'Zaman kafeste kuştu!'

Kitap günümüzde Halistin Kukul'dan bahsedeceğim. O bir şair, o bir yazar. En son 19 Mayıs Üniversitesi'nde Fransız Dili ve Edebiyatı okuttu. Şimdi emekli. Okudu yazdı, okudu yazdı... Nesiller üzerinde emeği var. Son çıkan kitabı Uyanmak Zamanı... Eşi Cânan Kukul'a ithaf etmiş. (Yakın Plan Yayınları, Tel. 0212 458 20 22, 432 s.)

Biz şairlerimizi, yazarlarımızı ne kadar tanıyoruz? Eğer "kendimiz"i bilmezsek ruhumuz boş demektir.

Hâlistin Kukul velüt bir şair. İkinci Yeni şairleriyle aynı dönemde yetişmiş ancak onların yolunu denememiştir. Hocamızda ağırlıklı vezin hecedir. Bizim öz veznimiz. Serbest vezinle de yazmıştır ama serbest veznin de kendi içinde bir ahengi vardır. Halistin Kukul bu ahengi tutturmuştur.

Şiirde, en kolay yol İkinci Yeni yoludur. Orhan Velilerin başlattığı Garipçilerin (Birinci Yeni) çok kötü kopyasıdır İkinci Yeni akımı. Bir kesimde itibar görürsün ama, yazdıklarına "şiir" denir mi? Tartışılır. "İslâmcı" kesim de, ya kolaycılığa kaçtığından ya kendilerini Marxist temelli başkaldırıyla eş gördüğünden olacak, "İkinci Yeni" içinde bir yol açmışlardır. (Cevat Akkanat, Gelenek ve İkinci Yeni Şiiri kitabında ve makalelerinde, bu akımı ayrıntılı incelemiştir.)

Halistin Kukul, 1943 Trabzon Vakfıkebir doğumlu. Daha çok Samsun'da kaldığı için olacak, Samsunlu şairler ve yazarlar arasında sayılmıştır. Ali Kayıkçı'nın büyük emeklerle hazırladığı, içinde 455 ismin yer aldığı Samsunlu Şairler ve Yazarlar Ansiklopedisi'nde "Mehmet Hâlistin Kukul" ismiyle hayat hikâyesi ve kendisiyle yapılmış röportajlar yer almaktadır.

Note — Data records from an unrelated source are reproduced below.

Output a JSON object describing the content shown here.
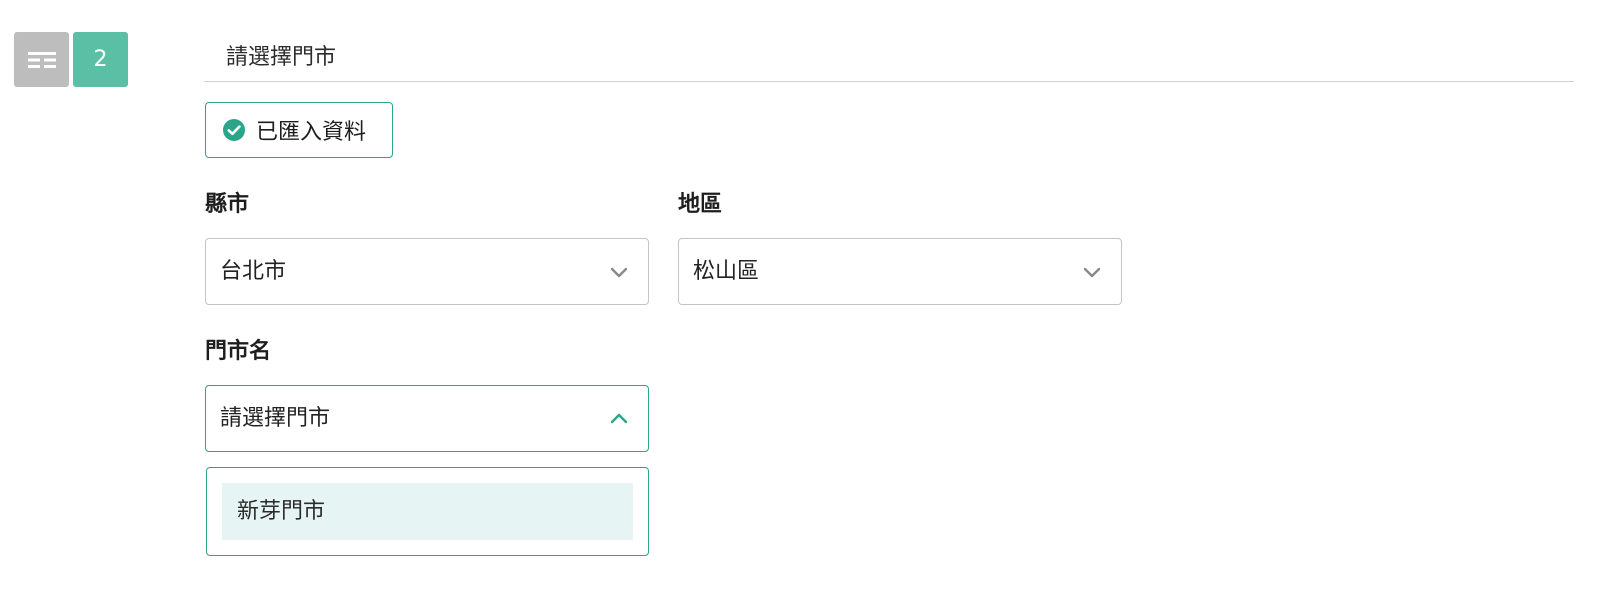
{
  "step": {
    "number": "2",
    "icon": "list-icon",
    "title": "請選擇門市"
  },
  "badge": {
    "icon": "check-circle-icon",
    "label": "已匯入資料"
  },
  "fields": {
    "city": {
      "label": "縣市",
      "value": "台北市",
      "icon": "chevron-down-icon"
    },
    "district": {
      "label": "地區",
      "value": "松山區",
      "icon": "chevron-down-icon"
    },
    "store": {
      "label": "門市名",
      "placeholder": "請選擇門市",
      "icon": "chevron-up-icon",
      "options": [
        "新芽門市"
      ]
    }
  },
  "colors": {
    "accent": "#2aa58a",
    "step_badge": "#5bbfa5",
    "step_icon_bg": "#bdbdbd",
    "option_highlight": "#e6f5f3"
  }
}
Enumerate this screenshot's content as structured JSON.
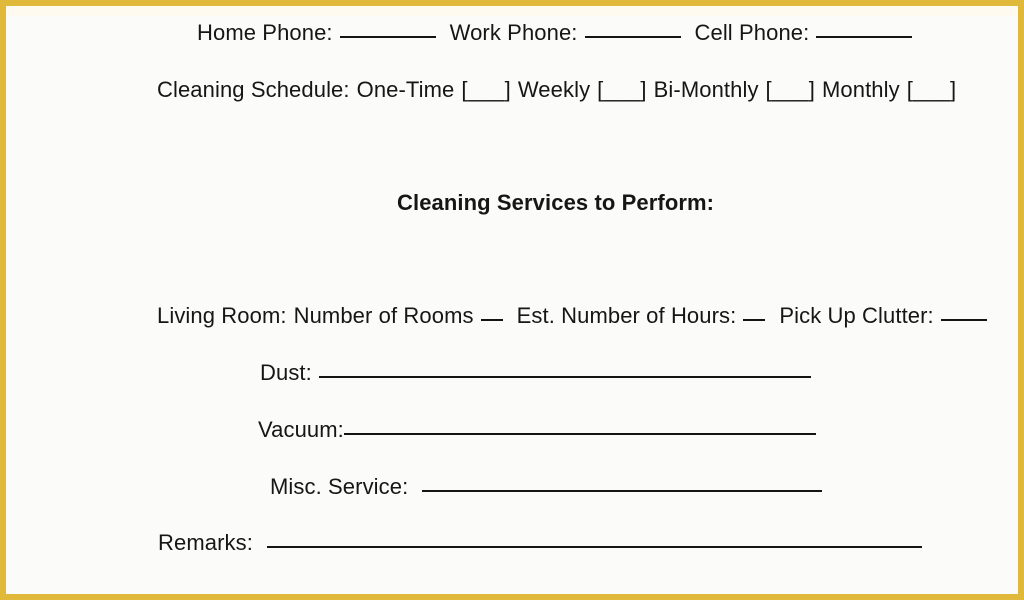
{
  "page": {
    "border_color": "#e0b93a",
    "background_color": "#fbfbfa",
    "text_color": "#161616"
  },
  "form": {
    "contact_line": {
      "home_phone_label": "Home Phone:",
      "work_phone_label": "Work Phone:",
      "cell_phone_label": "Cell Phone:"
    },
    "schedule_line": {
      "label": "Cleaning Schedule:",
      "options": [
        {
          "label": "One-Time",
          "bracket_open": "[",
          "blank": "___",
          "bracket_close": "]"
        },
        {
          "label": "Weekly",
          "bracket_open": "[",
          "blank": "___",
          "bracket_close": "]"
        },
        {
          "label": "Bi-Monthly",
          "bracket_open": "[",
          "blank": "___",
          "bracket_close": "]"
        },
        {
          "label": "Monthly",
          "bracket_open": "[",
          "blank": "___",
          "bracket_close": "]"
        }
      ]
    },
    "section_heading": "Cleaning Services to Perform:",
    "room_line": {
      "room_label": "Living Room:",
      "rooms_label": "Number of Rooms",
      "rooms_blank": "__",
      "hours_label": "Est. Number of Hours:",
      "hours_blank": "__",
      "clutter_label": "Pick Up Clutter:",
      "clutter_blank": "___"
    },
    "service_items": [
      {
        "label": "Dust:"
      },
      {
        "label": "Vacuum:"
      },
      {
        "label": "Misc. Service:"
      }
    ],
    "remarks_label": "Remarks:"
  },
  "watermark": {
    "text": ""
  }
}
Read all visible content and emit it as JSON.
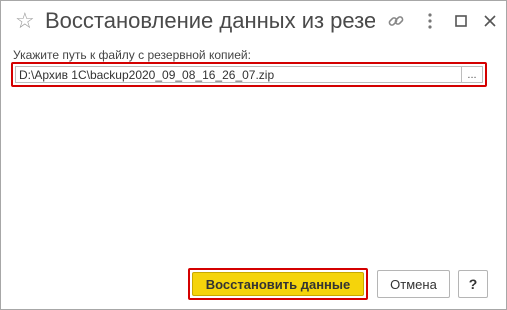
{
  "window": {
    "title": "Восстановление данных из резерв...",
    "icons": [
      "star-icon",
      "link-icon",
      "more-icon",
      "maximize-icon",
      "close-icon"
    ]
  },
  "form": {
    "path_label": "Укажите путь к файлу с резервной копией:",
    "path_value": "D:\\Архив 1С\\backup2020_09_08_16_26_07.zip",
    "browse_label": "..."
  },
  "buttons": {
    "restore_label": "Восстановить данные",
    "cancel_label": "Отмена",
    "help_label": "?"
  },
  "colors": {
    "accent_yellow": "#f5d40b",
    "highlight_red": "#d40000"
  }
}
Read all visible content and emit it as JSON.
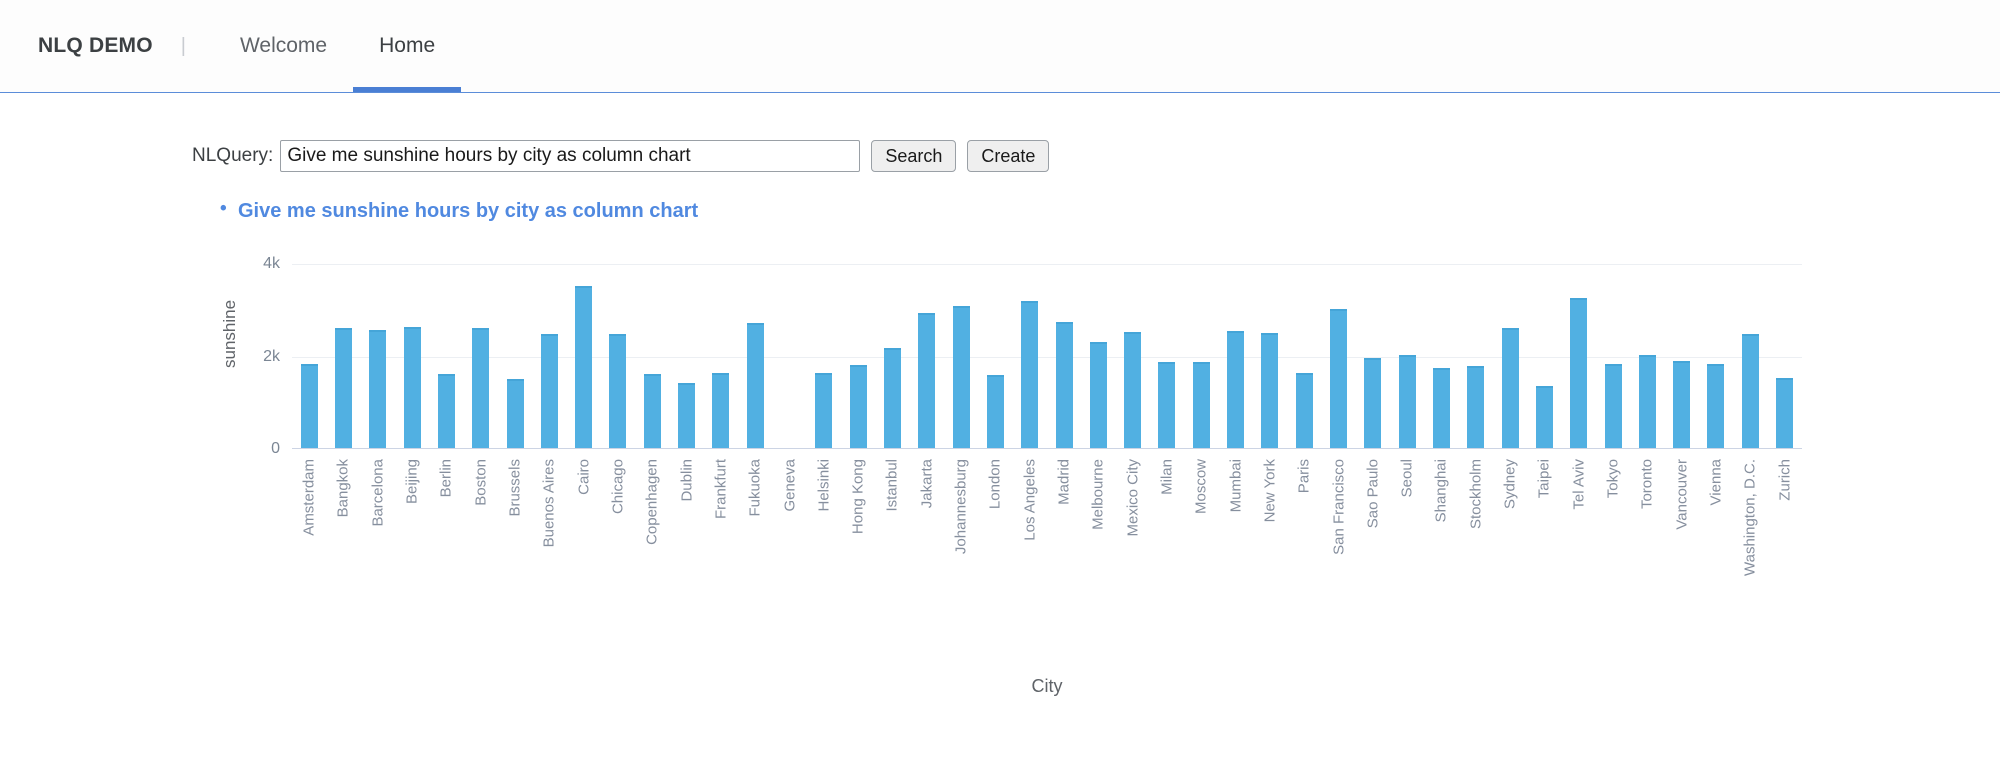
{
  "navbar": {
    "brand": "NLQ DEMO",
    "separator": "|",
    "links": [
      {
        "label": "Welcome"
      },
      {
        "label": "Home"
      }
    ]
  },
  "query": {
    "label": "NLQuery:",
    "value": "Give me sunshine hours by city as column chart",
    "placeholder": "",
    "search_label": "Search",
    "create_label": "Create"
  },
  "results": [
    {
      "text": "Give me sunshine hours by city as column chart"
    }
  ],
  "colors": {
    "bar": "#51b0e2",
    "accent": "#4a7fd4",
    "link": "#5089e0"
  },
  "chart_data": {
    "type": "bar",
    "title": "",
    "xlabel": "City",
    "ylabel": "sunshine",
    "ylim": [
      0,
      4000
    ],
    "yticks": [
      0,
      2000,
      4000
    ],
    "ytick_labels": [
      "0",
      "2k",
      "4k"
    ],
    "grid": true,
    "legend": "none",
    "categories": [
      "Amsterdam",
      "Bangkok",
      "Barcelona",
      "Beijing",
      "Berlin",
      "Boston",
      "Brussels",
      "Buenos Aires",
      "Cairo",
      "Chicago",
      "Copenhagen",
      "Dublin",
      "Frankfurt",
      "Fukuoka",
      "Geneva",
      "Helsinki",
      "Hong Kong",
      "Istanbul",
      "Jakarta",
      "Johannesburg",
      "London",
      "Los Angeles",
      "Madrid",
      "Melbourne",
      "Mexico City",
      "Milan",
      "Moscow",
      "Mumbai",
      "New York",
      "Paris",
      "San Francisco",
      "Sao Paulo",
      "Seoul",
      "Shanghai",
      "Stockholm",
      "Sydney",
      "Taipei",
      "Tel Aviv",
      "Tokyo",
      "Toronto",
      "Vancouver",
      "Vienna",
      "Washington, D.C.",
      "Zurich"
    ],
    "values": [
      1811,
      2602,
      2551,
      2624,
      1594,
      2602,
      1500,
      2463,
      3507,
      2463,
      1594,
      1413,
      1624,
      2711,
      null,
      1630,
      1790,
      2152,
      2913,
      3072,
      1587,
      3189,
      2724,
      2297,
      2515,
      1862,
      1862,
      2537,
      2493,
      1624,
      3000,
      1950,
      2007,
      1733,
      1768,
      2587,
      1333,
      3254,
      1826,
      2007,
      1877,
      1826,
      2463,
      1515
    ]
  }
}
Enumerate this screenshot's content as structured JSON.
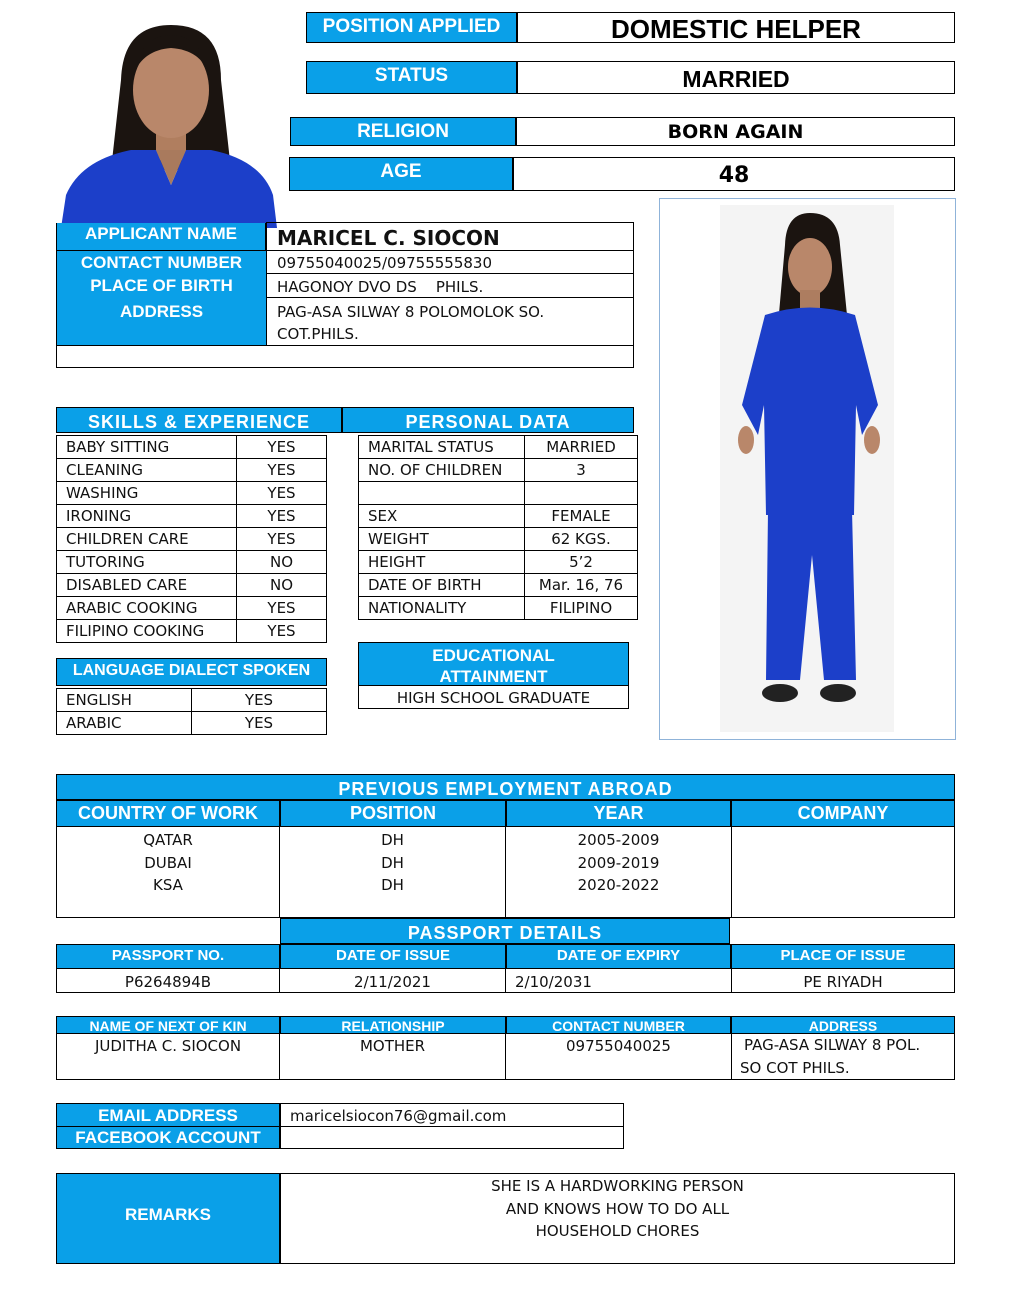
{
  "header": {
    "position_label": "POSITION APPLIED",
    "position_value": "DOMESTIC HELPER",
    "status_label": "STATUS",
    "status_value": "MARRIED",
    "religion_label": "RELIGION",
    "religion_value": "BORN AGAIN",
    "age_label": "AGE",
    "age_value": "48"
  },
  "applicant": {
    "name_label": "APPLICANT NAME",
    "name_value": "MARICEL C. SIOCON",
    "contact_label": "CONTACT NUMBER",
    "contact_value": "09755040025/09755555830",
    "birthplace_label": "PLACE OF BIRTH",
    "birthplace_value": "HAGONOY DVO DS    PHILS.",
    "address_label": "ADDRESS",
    "address_line1": "PAG-ASA SILWAY 8 POLOMOLOK SO.",
    "address_line2": "COT.PHILS."
  },
  "skills": {
    "title": "SKILLS & EXPERIENCE",
    "rows": [
      {
        "skill": "BABY SITTING",
        "value": "YES"
      },
      {
        "skill": "CLEANING",
        "value": "YES"
      },
      {
        "skill": "WASHING",
        "value": "YES"
      },
      {
        "skill": "IRONING",
        "value": "YES"
      },
      {
        "skill": "CHILDREN CARE",
        "value": "YES"
      },
      {
        "skill": "TUTORING",
        "value": "NO"
      },
      {
        "skill": "DISABLED CARE",
        "value": "NO"
      },
      {
        "skill": "ARABIC COOKING",
        "value": "YES"
      },
      {
        "skill": "FILIPINO COOKING",
        "value": "YES"
      }
    ]
  },
  "personal": {
    "title": "PERSONAL DATA",
    "rows": [
      {
        "label": "MARITAL STATUS",
        "value": "MARRIED"
      },
      {
        "label": "NO. OF CHILDREN",
        "value": "3"
      },
      {
        "label": "",
        "value": ""
      },
      {
        "label": "SEX",
        "value": "FEMALE"
      },
      {
        "label": "WEIGHT",
        "value": "62 KGS."
      },
      {
        "label": "HEIGHT",
        "value": "5’2"
      },
      {
        "label": "DATE OF BIRTH",
        "value": "Mar. 16, 76"
      },
      {
        "label": "NATIONALITY",
        "value": "FILIPINO"
      }
    ]
  },
  "language": {
    "title": "LANGUAGE DIALECT SPOKEN",
    "rows": [
      {
        "lang": "ENGLISH",
        "value": "YES"
      },
      {
        "lang": "ARABIC",
        "value": "YES"
      }
    ]
  },
  "education": {
    "title_line1": "EDUCATIONAL",
    "title_line2": "ATTAINMENT",
    "value": "HIGH SCHOOL GRADUATE"
  },
  "employment": {
    "title": "PREVIOUS EMPLOYMENT ABROAD",
    "headers": [
      "COUNTRY OF WORK",
      "POSITION",
      "YEAR",
      "COMPANY"
    ],
    "rows": [
      {
        "country": "QATAR",
        "position": "DH",
        "year": "2005-2009",
        "company": ""
      },
      {
        "country": "DUBAI",
        "position": "DH",
        "year": "2009-2019",
        "company": ""
      },
      {
        "country": "KSA",
        "position": "DH",
        "year": "2020-2022",
        "company": ""
      }
    ]
  },
  "passport": {
    "title": "PASSPORT DETAILS",
    "headers": [
      "PASSPORT NO.",
      "DATE OF ISSUE",
      "DATE OF EXPIRY",
      "PLACE OF ISSUE"
    ],
    "values": [
      "P6264894B",
      "2/11/2021",
      "2/10/2031",
      "PE RIYADH"
    ]
  },
  "kin": {
    "headers": [
      "NAME OF NEXT OF KIN",
      "RELATIONSHIP",
      "CONTACT NUMBER",
      "ADDRESS"
    ],
    "name": "JUDITHA C. SIOCON",
    "relationship": "MOTHER",
    "contact": "09755040025",
    "address_line1": "PAG-ASA SILWAY 8 POL.",
    "address_line2": "SO COT PHILS."
  },
  "online": {
    "email_label": "EMAIL ADDRESS",
    "email_value": "maricelsiocon76@gmail.com",
    "facebook_label": "FACEBOOK ACCOUNT",
    "facebook_value": ""
  },
  "remarks": {
    "label": "REMARKS",
    "line1": "SHE IS A HARDWORKING PERSON",
    "line2": "AND KNOWS HOW TO DO ALL",
    "line3": "HOUSEHOLD CHORES"
  },
  "colors": {
    "accent": "#0aa0e8",
    "uniform": "#1c3fc9"
  }
}
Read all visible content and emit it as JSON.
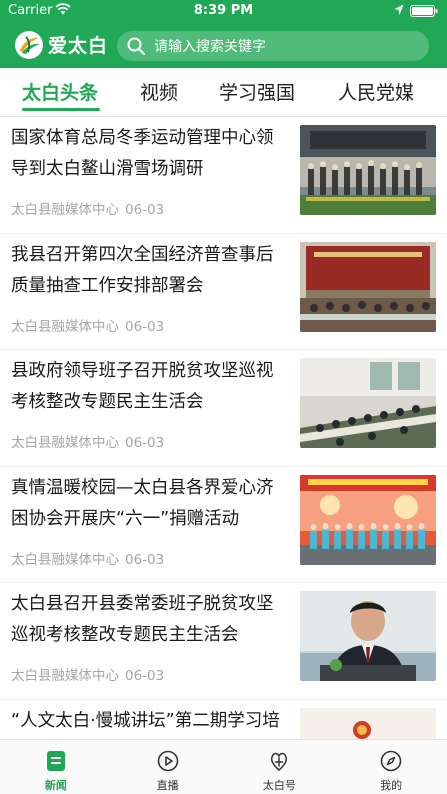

Uyanmak Zamanı'nın sunuş yazısı Prof. Dr. Şahin Köktürk'ün. Şahin Köktürk, takrizine şu şiirle başlar:

"Şairler haykırsın ki millet matem etmesin, öksüz-yetim kalmasın, / Uyarıp ikaz etsin, sarsıp titretsin de şaşkınlar özüne dönsün. / Şair teveccüh etsin de aleladeyi fevkalade, sıradanı olağanüstü kılsın. / Kelamında yer bulanlar sevinsin, hükümranlığı perçinlensin."

 Sonra şu değerlendirmede bulunur:

"Üstad Necip Fazıl, şiirde 'kütük' ve 'nakış' olmak üzere iki temel özelliğe dikkat çeker. Şiirin hammaddesi olan 'kütük'; 'his, fikir, hayal'dir. 'Nakış' da bunların ambalaj zarafeti, sunum güzel­liğidir. Halistin Kukul'un şiiri, 'kütük' ve 'nakış' olarak çok sevdiği Üstad'ı bir hayli hatırlatır. Nakış hususunda O'ndan bir farkı zaman zaman serbest vezinle de şiirler kaleme almış olmasıdır. Sanat eseri için 'ilham esnasında eserin sadece muhtevası değil formu da gelir' derler. Onun serbest vezinli şiirlerini bu hüküm cümlesinden de­ğerlendirmek gerekir, kanaatindeyim.

Halistin Kukul şiirinin muhtevası ise iki vazgeçilemez değer etrafında örgütlenir: Millî ve manevî değerler... Elbette her şairin bigâne kalamayacağı aşk, hasret, gurbet, ayrılık, ölüm gibi cihanşümûl temalar da O'nun şairane ilgi dairesindedir. Atatürk'ün, 1933'te Cumhuriyet'in ilânının 10. yılında yaptığı konuşmada 'köprüleri sağlam tutmalıyız' dediği Türk Dünyası gerçeği de onun şiirlerinin vazgeçilmez mevzularındandır."

Halistin Kukul'u okumak, kendimizi bulmaktır.

"Gökten bir damla düştü; / Gönlümde ummân oldu! / Hep ihtirâmla düştü; /Ummân Gülistân oldu! // Zaman kafeste kuştu! 'Ol!'la, her şey oluştu; / Suyla toprak buluştu; / Hânümnan şâdan oldu!"